Рагозин одним большим шагом спустился с бугра.
Его сменили ещё два оратора. Но они говорили кратко – все было сказано до них, да и ветер разгуливался сильнее, мело метелицей, люди жались теснее друг к другу.
Могилу ещё не сровняли с поверхностью земли, когда начали разбредаться. Трамваи не доходили до кладбища, надо было идти пешком к университету. По широкому полю перед кладбищем вожжами тянулась позёмка, закручиваясь вокруг трамвайных столбов. Местами проступила голая земля, расчищенная ветром. Снег сдуло к тесовым кварталам, и они насупленно темнели на ярко-белых тротуарах.
Мальчики – руки в рукава или в карманы, – намёрзнув, пока стояли у могилы, почти бежали впереди не поспевавших за ними взрослых.
– Как летит время, – сказала Вера Никандровна Аночке, – ведь это с Павликом рядом – сын Лизы будто?
– Да, Витя.
– А Павлик совсем молодец.
– Да. Иногда не верится, что я его нянчила.
Аночка засмеялась.
– Это ещё перед войной. Помните, вы подарили Павлику на именины плитку шоколада? Мама ему велела поделиться со мной. Он долго мучился, все не хотел давать. Потом говорит: «Ну хорошо, мама, я только дам Аночке ма-аленький кусочек». – «Почему же маленький, когда у тебя много?» – «Я боюсь, большим кусочком как бы она не подавилась».
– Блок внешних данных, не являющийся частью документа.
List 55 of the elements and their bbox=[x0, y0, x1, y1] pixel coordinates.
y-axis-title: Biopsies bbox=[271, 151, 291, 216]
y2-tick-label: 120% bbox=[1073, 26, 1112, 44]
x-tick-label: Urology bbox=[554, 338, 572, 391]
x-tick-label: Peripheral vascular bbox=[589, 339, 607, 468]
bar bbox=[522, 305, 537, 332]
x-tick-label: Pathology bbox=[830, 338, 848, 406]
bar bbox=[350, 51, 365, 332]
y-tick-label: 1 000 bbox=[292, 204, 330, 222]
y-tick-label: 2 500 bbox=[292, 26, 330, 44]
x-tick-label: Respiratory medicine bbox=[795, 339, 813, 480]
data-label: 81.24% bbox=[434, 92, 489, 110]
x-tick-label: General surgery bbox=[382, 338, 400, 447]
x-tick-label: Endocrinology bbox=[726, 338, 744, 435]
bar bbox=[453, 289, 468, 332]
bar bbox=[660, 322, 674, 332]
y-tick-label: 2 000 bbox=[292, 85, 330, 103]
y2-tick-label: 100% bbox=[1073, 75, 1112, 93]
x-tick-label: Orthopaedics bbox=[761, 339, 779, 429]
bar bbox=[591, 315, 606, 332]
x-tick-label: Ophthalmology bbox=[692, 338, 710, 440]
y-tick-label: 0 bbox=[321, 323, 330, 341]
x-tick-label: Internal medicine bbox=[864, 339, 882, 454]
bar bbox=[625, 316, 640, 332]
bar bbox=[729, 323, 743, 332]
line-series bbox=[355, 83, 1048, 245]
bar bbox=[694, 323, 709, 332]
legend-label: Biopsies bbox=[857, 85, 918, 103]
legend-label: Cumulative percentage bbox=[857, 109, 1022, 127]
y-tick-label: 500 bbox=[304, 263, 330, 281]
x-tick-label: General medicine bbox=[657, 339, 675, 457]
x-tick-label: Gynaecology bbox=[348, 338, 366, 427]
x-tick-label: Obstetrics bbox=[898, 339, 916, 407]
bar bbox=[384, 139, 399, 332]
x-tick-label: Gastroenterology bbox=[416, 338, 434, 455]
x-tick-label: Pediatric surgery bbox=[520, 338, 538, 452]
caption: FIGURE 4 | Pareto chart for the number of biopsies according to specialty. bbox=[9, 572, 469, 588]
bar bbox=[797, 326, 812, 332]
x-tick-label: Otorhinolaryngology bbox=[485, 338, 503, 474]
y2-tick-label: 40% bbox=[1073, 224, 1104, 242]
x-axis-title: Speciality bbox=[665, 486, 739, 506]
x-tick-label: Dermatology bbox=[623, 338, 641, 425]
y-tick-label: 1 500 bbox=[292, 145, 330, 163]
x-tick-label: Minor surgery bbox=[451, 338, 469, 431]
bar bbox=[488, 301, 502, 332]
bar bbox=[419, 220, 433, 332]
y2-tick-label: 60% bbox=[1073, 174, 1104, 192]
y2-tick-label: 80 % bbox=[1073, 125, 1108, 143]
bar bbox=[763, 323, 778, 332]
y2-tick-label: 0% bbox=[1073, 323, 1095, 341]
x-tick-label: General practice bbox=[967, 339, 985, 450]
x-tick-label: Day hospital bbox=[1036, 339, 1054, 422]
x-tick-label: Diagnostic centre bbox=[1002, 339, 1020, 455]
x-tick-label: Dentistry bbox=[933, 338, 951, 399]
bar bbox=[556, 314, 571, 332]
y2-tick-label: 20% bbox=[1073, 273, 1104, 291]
Теперь они вместе засмеялись, но смех как-то сразу оборвался, точно они вспомнили, что идут с похорон. Прикрывая от порыва метели рукавом лицо, Аночка мельком спросила:
– Да, жалко. Он понял бы своего отца, после этой речи – почему дружил отец с Дорогомиловым… Кирилл хотел пойти. Но что-то неотложное в военном комиссариате.
Аночка резко вскинула брови, но промолчала и сосредоточенно прибавила шаг: мальчики слишком далеко убежали вперёд.
Они кучкой семенили посередине мостовой, нагнувшись против ветра, мешавшего как следует говорить. Они перекидывались короткими словами, подолгу не отвечая друг другу.
– Здорово мой отец говорит, а, Пашка? – спросил Ваня.
– Ага, – согласился Павлик, но подумал и прибавил: – Зря это он про книжный хлам. Мой отец обрадовался.
– Толкнул меня и говорит: товарищ Рагозин со мной согласен – Арсений Романович держал один хлам.
– Ну и пусть. Тоже! Твой отец!
Вите думалось, что Пётр Петрович не сказал об Арсении Романовиче самого важного. Самое важное состояло в том, что Арсения Романовича больше нет и что таких, как он, никогда больше не может быть.
– А как мы об Арсении Романыче напишем? – спросил он.
– Что напишем? – захотел узнать Ваня.
– На кресте.
– Правда, а? – встрепенулся Павлик.
– На кресте! – насмешливо переговорил Ваня.
– А что? – сказал Витя, принимая вызов.
– У Арсения Романыча будет памятник, а никакой не крест.
– Ну да, памятник. Большо-ой! – протянул Павлик.
Все трое по очереди потёрли уши.
– Ребята! Мужик на санях! – воскликнул Витя.
– Дурак какой! Снегу-то с гулькин нос, а он вылез, – сказал Ваня.
– Надо так написать, – проговорил Павлик сосредоточенно: – Здесь лежит наш Арсений Романович, и потом подписи.
– Какие подписи? – спросил Ваня.
– Ну, подписи – ты, я, Витя, ещё кто, ещё.
– Тоже выдумал! Кто это на могилах расписывается? Я на кладбище целое лето жил, знаю.
– Ну и что же, что жил? Разве есть закон? Захотим, так распишемся.
– А чего такое – селение праведных? – спросил Витя.
– На кресте, да? Знаю, – сказал Ваня.
– На кресте, да? – повторил за ним Павлик.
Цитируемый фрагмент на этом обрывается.